Late last night I stumbled upon the next morning's television listings, and right there at 7:30am sat an intriguing possibility. Arsenal played Crystal Palace in English Premier League soccer and it had been awhile since I'd paid any attention to that league and game that no one here in North America seems to pay any attention to. Had I just stumbled into a solution to my most recent sports conundrum? Maybe not, but I at least thought I had. No one cares about English "football"...at least no one I know. Perfect.
I'd watched the Premiership before, casually...because it was on...because it seemed like a pretty big deal..the crowds seemed crazy, and the culture surrounding the matches was intense and foreign, and fairly intriguing. Twenty years ago I stumbled into Nick Hornby's Fever Pitch book and was almost immediately struck curious about all that soccer business. It was a fantastic read for any sports fan, and left me with a naturally disproportionate knowledge of the Arsenal Football Club, and almost no other. I became a quiet pseudo fan, with a reason to kind of, sort of pay attention..on occasion...if there was nothing else going on...and I forgot that I didn't really care all that much. Over the years I found intermittent spikes in my interest. I even went through a short, misguided stage of waking up early on Saturday, cooking big breakfasts and cracking pre-8am beers. It was a damning distraction, but short lived so both my liver and waistline were fine. My brief sojourns into English Premier League fandom were fun, and a distraction from cold winter weekend mornings, and the best part was I had NO ONE to talk to about them...no one, save the odd English or Scottish immigrant parent or grandparent of a friend...and all that did was intrigue me more. Still, it had none of the makings of a life long love affair, and faded almost as fast as my interest flared. Now I think I should have tried harder. Being an Arsenal fan from across an ocean, on a continent where no one really cared, was nearly the perfect solution to most of my sporting woes.

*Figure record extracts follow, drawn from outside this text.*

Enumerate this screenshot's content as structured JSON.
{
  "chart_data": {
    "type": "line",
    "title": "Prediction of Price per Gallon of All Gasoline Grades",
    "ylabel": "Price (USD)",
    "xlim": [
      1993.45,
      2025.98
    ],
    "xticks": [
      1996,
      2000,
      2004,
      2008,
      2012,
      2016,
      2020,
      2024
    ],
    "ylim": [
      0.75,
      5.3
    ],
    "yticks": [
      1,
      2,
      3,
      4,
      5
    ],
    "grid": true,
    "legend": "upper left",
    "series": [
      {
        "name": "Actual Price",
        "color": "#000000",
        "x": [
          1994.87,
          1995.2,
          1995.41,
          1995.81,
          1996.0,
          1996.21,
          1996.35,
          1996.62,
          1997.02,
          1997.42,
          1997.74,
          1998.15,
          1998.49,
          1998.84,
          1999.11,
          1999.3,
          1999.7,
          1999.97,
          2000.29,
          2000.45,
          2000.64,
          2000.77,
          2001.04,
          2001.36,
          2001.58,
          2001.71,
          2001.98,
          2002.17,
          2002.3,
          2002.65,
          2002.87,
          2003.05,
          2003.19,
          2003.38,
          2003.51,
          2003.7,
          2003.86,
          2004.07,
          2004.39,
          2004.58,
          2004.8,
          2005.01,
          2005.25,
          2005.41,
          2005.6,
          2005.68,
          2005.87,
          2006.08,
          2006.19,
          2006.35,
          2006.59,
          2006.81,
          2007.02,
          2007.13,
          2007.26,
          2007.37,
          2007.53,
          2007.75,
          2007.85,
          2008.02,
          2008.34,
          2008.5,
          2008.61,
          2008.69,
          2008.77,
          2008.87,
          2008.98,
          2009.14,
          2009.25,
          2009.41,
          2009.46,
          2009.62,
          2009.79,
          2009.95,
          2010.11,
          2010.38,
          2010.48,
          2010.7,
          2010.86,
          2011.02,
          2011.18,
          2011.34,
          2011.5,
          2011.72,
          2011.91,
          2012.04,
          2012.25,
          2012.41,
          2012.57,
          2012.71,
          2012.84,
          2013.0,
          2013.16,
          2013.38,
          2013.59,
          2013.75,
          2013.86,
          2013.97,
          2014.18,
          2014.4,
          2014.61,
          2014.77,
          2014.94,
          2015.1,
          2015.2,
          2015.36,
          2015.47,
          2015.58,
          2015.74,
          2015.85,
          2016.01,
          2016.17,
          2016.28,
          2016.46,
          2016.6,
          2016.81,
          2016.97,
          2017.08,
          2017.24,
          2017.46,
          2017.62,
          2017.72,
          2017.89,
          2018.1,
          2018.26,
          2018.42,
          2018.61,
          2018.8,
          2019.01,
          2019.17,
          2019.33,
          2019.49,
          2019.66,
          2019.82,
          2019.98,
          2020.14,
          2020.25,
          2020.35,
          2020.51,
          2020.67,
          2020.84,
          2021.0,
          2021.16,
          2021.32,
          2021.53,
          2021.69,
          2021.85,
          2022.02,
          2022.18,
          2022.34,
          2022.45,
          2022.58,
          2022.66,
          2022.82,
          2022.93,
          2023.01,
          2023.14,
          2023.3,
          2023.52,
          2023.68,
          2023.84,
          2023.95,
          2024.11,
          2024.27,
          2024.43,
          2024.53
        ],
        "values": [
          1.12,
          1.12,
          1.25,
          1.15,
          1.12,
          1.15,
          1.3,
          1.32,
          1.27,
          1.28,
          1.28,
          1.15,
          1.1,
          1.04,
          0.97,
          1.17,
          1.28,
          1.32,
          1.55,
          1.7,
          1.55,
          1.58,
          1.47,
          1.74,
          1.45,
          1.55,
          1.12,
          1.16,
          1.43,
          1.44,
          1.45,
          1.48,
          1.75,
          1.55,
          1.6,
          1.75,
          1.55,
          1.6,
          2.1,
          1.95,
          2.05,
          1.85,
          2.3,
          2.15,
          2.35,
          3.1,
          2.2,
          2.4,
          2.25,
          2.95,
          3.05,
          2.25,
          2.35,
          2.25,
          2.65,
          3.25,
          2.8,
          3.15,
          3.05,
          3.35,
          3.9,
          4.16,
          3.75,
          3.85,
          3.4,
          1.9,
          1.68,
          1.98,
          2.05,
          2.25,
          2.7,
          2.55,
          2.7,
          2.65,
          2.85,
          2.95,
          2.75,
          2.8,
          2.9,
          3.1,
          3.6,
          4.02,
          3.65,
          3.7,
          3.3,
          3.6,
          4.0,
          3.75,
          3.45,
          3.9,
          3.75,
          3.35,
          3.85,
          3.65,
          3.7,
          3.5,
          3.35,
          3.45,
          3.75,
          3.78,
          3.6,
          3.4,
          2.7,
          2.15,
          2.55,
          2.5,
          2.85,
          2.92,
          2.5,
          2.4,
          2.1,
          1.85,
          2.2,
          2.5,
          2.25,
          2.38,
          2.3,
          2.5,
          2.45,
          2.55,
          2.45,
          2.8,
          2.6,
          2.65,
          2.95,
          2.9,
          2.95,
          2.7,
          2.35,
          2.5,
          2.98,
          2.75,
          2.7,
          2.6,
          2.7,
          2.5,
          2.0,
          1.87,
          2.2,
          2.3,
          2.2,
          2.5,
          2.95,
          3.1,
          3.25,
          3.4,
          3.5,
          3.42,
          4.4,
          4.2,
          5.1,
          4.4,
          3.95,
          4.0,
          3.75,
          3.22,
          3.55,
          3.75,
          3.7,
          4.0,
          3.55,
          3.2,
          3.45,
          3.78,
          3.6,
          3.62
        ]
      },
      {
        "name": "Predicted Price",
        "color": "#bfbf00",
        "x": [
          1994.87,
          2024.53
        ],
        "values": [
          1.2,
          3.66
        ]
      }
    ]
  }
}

This morning felt good, and I found myself excited at the prospect of coffee and Arsene Wenger. When Crystal Palace, easily one of the worst teams in the entire Premiership, was running roughshod over a first place Arsenal side, I was engaged, and found myself caring...even despite the fact that I knew almost none of the Gunner players. Thierry Henry was long gone, van Persie gone...Fabregas, gone...Jens Lehmann, gone...Bergkamp, gone...The only player I knew on this team was Olivier Giroud and Aaron Ramsey. I didn't know another soul. It was blissful. Sports fandom just for the sake of sports fandom...it was just what I needed.
I could watch alone. I could pour a cup of coffee, and grab something to eat. I could soak up names and learn the game better. I could revel in new and unknown stories from the commentators. In short, I could be a fan without all of the unsavory awfulness of our North American games. I decided over a bowl of Rice Krispies and a steaming hot cup of coffee that I would give soccer another try...that this time I would commit. I decided in the early morning chill and half light that I would never suffer another MLB, NL, NBA, NFL fan again as long as I lived. Oh, I'll still watch, and I'll still pay attention, but I will never again get dragged through someone else's filthy fanhood. Whenever the conversation turned to sports I'd start talking about the Arsenal - Tottenham match from the week previous and watch the exodus begin. Soon enough I'll be standing in kitchens alone, just a man and his beer, and I can't think of a better end result of a sports conversation on the planet.